2006 yılındaki Hizbullah ile 2023 yılındaki Hizbullah arasındaki fark

Hizbullah’ın performansına ve siyasi hedeflerine dair tartışmalar sürüyor. (Görsel: Chantal Jahchan)
Hizbullah’ın performansına ve siyasi hedeflerine dair tartışmalar sürüyor. (Görsel: Chantal Jahchan)
TT

2006 yılındaki Hizbullah ile 2023 yılındaki Hizbullah arasındaki fark

Hizbullah’ın performansına ve siyasi hedeflerine dair tartışmalar sürüyor. (Görsel: Chantal Jahchan)
Hizbullah’ın performansına ve siyasi hedeflerine dair tartışmalar sürüyor. (Görsel: Chantal Jahchan)

Halid Hamade

Hamas’ın 7 Ekim’de düzenlediği Aksa Tufanı operasyonuyla Gazze duvarını aşarak İsrail yerleşimlerine saldırması üzerine gözler, Hizbullah gruplarının işgal altındaki Celile’ye doğru bir sınır ihlali yapacağı beklentisiyle Güney Lübnan’a çevrildi.

Gazze savaşçılarının ve Lübnan ile diğer ülkelerdeki Hizbullah tabanının Hizbullah’ın Gazze’deki savaşa müdahalesinin kaçınılmaz olduğuna dair kanaati, Direniş Ekseni gruplarının defalarca dile getirdiği ‘meydanların birliği’ ilkesine dayanıyordu. Dayanaklardan bir diğeri de Hizbullah Genel Sekreteri Hasan Nasrallah’ın birçok kez Hizbullah’ın savaşı İsrail içlerine doğru taşıyabileceğini belirtmesiydi.

Düzensiz çatışmalar, Şeb’a Çiftlikleri’nde başladı ve sonrasında tüm sınırlara yayıldı. Ancak bunlar, özellikle ABD’nin Tahran’ın Aksa Tufanı operasyonuna müdahalesine dair herhangi bir delilin olmadığını belirtmesinin ardından Tahran’ın Gazze’deki savaşa dair gerçek tutumunun ne olduğu yönündeki sorulara cevap bulmak için yeterli olmadı. Dışişleri Bakanı Hüseyin Emir Abdullahiyan tarafından Beyrut’a ve sonrasında birçok başkente yapılan ziyaretlerde sergilenen İranlı tutumu, ABD tutumuyla karşı karşıya geldi.

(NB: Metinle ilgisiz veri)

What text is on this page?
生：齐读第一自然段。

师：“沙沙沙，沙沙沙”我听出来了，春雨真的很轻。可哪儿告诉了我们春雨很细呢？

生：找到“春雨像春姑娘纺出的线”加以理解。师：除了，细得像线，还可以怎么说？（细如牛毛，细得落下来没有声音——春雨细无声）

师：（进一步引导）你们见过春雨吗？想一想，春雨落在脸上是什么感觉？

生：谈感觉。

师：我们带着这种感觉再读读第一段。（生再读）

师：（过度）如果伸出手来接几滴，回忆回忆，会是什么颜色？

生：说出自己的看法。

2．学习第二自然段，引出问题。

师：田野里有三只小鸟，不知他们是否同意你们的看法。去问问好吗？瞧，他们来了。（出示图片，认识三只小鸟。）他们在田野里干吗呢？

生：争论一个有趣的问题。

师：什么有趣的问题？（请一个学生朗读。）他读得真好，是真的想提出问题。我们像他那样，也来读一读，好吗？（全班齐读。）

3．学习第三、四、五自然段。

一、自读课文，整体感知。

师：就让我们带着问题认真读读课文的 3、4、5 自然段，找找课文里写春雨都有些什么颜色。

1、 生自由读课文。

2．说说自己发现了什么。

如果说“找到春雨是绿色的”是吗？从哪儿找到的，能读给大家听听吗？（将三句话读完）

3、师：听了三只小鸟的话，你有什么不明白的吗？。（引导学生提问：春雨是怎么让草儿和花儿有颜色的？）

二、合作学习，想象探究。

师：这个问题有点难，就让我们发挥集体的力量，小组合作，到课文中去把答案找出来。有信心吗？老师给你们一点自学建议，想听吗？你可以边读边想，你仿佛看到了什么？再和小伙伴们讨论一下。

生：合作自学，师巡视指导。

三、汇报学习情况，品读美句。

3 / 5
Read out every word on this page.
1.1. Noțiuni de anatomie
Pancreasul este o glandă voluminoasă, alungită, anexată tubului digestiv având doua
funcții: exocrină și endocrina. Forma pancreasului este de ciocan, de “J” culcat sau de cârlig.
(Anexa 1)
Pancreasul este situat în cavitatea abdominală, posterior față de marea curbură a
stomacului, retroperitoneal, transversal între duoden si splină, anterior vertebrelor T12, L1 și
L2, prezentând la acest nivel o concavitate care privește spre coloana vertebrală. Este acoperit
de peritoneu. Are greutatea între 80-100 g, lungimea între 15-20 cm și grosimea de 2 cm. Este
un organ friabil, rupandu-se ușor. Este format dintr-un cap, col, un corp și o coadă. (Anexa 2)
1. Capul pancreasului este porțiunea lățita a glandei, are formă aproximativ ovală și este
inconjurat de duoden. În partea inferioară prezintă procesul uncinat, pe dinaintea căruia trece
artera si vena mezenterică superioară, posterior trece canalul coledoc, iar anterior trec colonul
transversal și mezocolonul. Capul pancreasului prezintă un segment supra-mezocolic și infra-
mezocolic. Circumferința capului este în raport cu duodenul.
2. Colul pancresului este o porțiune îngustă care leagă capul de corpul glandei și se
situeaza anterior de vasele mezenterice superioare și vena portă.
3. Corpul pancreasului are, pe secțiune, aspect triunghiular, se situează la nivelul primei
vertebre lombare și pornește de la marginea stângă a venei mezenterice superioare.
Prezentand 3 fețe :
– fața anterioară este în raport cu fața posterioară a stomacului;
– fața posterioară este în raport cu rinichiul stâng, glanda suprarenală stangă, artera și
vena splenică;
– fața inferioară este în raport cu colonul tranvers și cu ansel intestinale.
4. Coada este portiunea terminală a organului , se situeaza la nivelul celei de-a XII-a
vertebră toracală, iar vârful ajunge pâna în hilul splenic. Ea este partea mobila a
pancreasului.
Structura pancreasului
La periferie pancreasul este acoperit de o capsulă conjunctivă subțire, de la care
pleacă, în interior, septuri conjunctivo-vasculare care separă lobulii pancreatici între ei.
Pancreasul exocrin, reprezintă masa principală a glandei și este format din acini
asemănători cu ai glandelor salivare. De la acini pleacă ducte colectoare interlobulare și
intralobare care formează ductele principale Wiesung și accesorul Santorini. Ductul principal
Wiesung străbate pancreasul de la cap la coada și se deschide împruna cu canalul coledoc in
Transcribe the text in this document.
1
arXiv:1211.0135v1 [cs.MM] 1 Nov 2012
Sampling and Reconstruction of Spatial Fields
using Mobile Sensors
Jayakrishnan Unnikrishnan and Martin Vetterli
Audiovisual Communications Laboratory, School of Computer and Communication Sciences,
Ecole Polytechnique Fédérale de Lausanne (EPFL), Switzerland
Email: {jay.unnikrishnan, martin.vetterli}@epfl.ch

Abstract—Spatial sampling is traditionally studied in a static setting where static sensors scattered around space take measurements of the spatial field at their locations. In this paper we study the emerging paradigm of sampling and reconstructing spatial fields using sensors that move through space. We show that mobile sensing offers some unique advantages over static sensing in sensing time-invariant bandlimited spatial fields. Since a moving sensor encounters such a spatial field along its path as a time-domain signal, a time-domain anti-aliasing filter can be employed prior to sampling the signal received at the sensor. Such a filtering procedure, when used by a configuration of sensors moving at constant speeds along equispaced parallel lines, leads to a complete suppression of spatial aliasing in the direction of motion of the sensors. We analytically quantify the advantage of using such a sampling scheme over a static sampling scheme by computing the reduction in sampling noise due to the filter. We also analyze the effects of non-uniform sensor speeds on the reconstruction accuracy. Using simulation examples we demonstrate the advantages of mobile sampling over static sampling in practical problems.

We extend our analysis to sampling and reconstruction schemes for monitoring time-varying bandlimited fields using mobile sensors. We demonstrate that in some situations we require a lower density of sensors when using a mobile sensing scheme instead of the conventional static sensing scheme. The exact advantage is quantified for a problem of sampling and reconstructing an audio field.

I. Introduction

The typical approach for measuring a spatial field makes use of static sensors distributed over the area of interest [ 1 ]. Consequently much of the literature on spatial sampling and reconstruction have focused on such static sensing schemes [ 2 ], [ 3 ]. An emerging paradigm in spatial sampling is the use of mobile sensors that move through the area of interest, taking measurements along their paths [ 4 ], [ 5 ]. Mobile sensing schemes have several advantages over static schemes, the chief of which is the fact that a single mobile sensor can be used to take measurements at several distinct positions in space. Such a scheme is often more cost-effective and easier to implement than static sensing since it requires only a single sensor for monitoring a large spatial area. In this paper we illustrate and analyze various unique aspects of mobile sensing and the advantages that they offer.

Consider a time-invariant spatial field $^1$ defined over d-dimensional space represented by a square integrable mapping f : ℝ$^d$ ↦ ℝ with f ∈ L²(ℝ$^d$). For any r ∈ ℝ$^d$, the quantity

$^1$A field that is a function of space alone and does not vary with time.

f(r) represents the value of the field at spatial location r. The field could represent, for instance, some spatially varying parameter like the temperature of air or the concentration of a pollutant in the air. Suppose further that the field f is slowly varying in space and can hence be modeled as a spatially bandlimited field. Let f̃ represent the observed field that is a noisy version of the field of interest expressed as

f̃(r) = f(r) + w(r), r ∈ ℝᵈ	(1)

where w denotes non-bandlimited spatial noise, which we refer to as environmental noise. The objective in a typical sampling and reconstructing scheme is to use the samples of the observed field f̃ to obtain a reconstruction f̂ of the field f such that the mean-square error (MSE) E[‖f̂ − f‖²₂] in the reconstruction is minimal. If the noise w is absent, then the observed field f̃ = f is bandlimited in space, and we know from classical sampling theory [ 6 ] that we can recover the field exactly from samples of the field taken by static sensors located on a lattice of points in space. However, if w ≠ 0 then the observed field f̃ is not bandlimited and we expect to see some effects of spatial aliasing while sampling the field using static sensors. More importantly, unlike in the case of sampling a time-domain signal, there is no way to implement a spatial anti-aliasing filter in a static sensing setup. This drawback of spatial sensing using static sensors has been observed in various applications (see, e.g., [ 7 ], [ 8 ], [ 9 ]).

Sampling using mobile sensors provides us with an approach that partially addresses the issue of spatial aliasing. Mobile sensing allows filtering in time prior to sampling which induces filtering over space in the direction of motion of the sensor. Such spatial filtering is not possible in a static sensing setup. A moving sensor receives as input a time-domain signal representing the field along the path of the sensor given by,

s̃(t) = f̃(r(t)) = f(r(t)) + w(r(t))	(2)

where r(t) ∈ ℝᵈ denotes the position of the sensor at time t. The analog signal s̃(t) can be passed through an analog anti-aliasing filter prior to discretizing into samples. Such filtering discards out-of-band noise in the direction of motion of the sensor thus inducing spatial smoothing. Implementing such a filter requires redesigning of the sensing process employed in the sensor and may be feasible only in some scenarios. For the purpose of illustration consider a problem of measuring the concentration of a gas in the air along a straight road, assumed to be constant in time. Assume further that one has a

Bu tutum ayrıca, Gazze’de olup bitenlere verilecek tepkinin düzeyini belirlemekten sorumlu Hizbullah liderliğindeki Direniş Ekseni gruplarına desteğini de vurguladı.  

Her ne kadar Gazze’de şiddetin tırmanacağı konusunda uyarsa ve bir bölge patlaması olabileceğine işaret etse de İran’ın tutumları, İsrail’in Gazze’yi yakıp yıkması karşısında herhangi bir İranlı tepki göstermeden devam etti.

Ekim’de Gazze’deki operasyonların başlangıcından itibaren Hizbullah ile İsrail ordusu arasında her gün çıkan sınır çatışmalarının son derece koordineli ve disiplinli saha kısıtlamalarıyla yönetildiği görüldü. Bu, her iki tarafça da hedef alınan bölgelerin iki kilometreyi aşmayan sınırlı derinliğine bakılınca açıkça görülüyor. Sadece doğrudan askerî noktaların hedef alınmasına ve uygun mermi ve mühimmat kullanımında kontrollü olunmasına dair ortak bir sınır ötesi taahhüt de bunu ortaya koyuyor. Bu da operasyonların ritminin, İran ve ABD tarafından ABD’nin Tahran’a ve İran’ın da Gazze’ye yönelik tutumuyla örtüşecek şekilde yürütülen siyasi angajman kurallarının saha uygulamasından başka bir şey olmadığı sonucunu veriyor.  

2006 yılındaki savaş ile mevcut sınır ötesi çatışmalar arasında bir karşılaştırma, 23 günlük çatışmalardan sonra verilen kayıplar bakımından yerinde olabilir. Ancak 2006 yılında her iki tarafın ilan ettiği hedefler başta olmak üzere iki savaşın koşulları arasındaki büyük farka bakıldığında bu kıyaslama, saha gerçekliği bakımından uygun olmaz.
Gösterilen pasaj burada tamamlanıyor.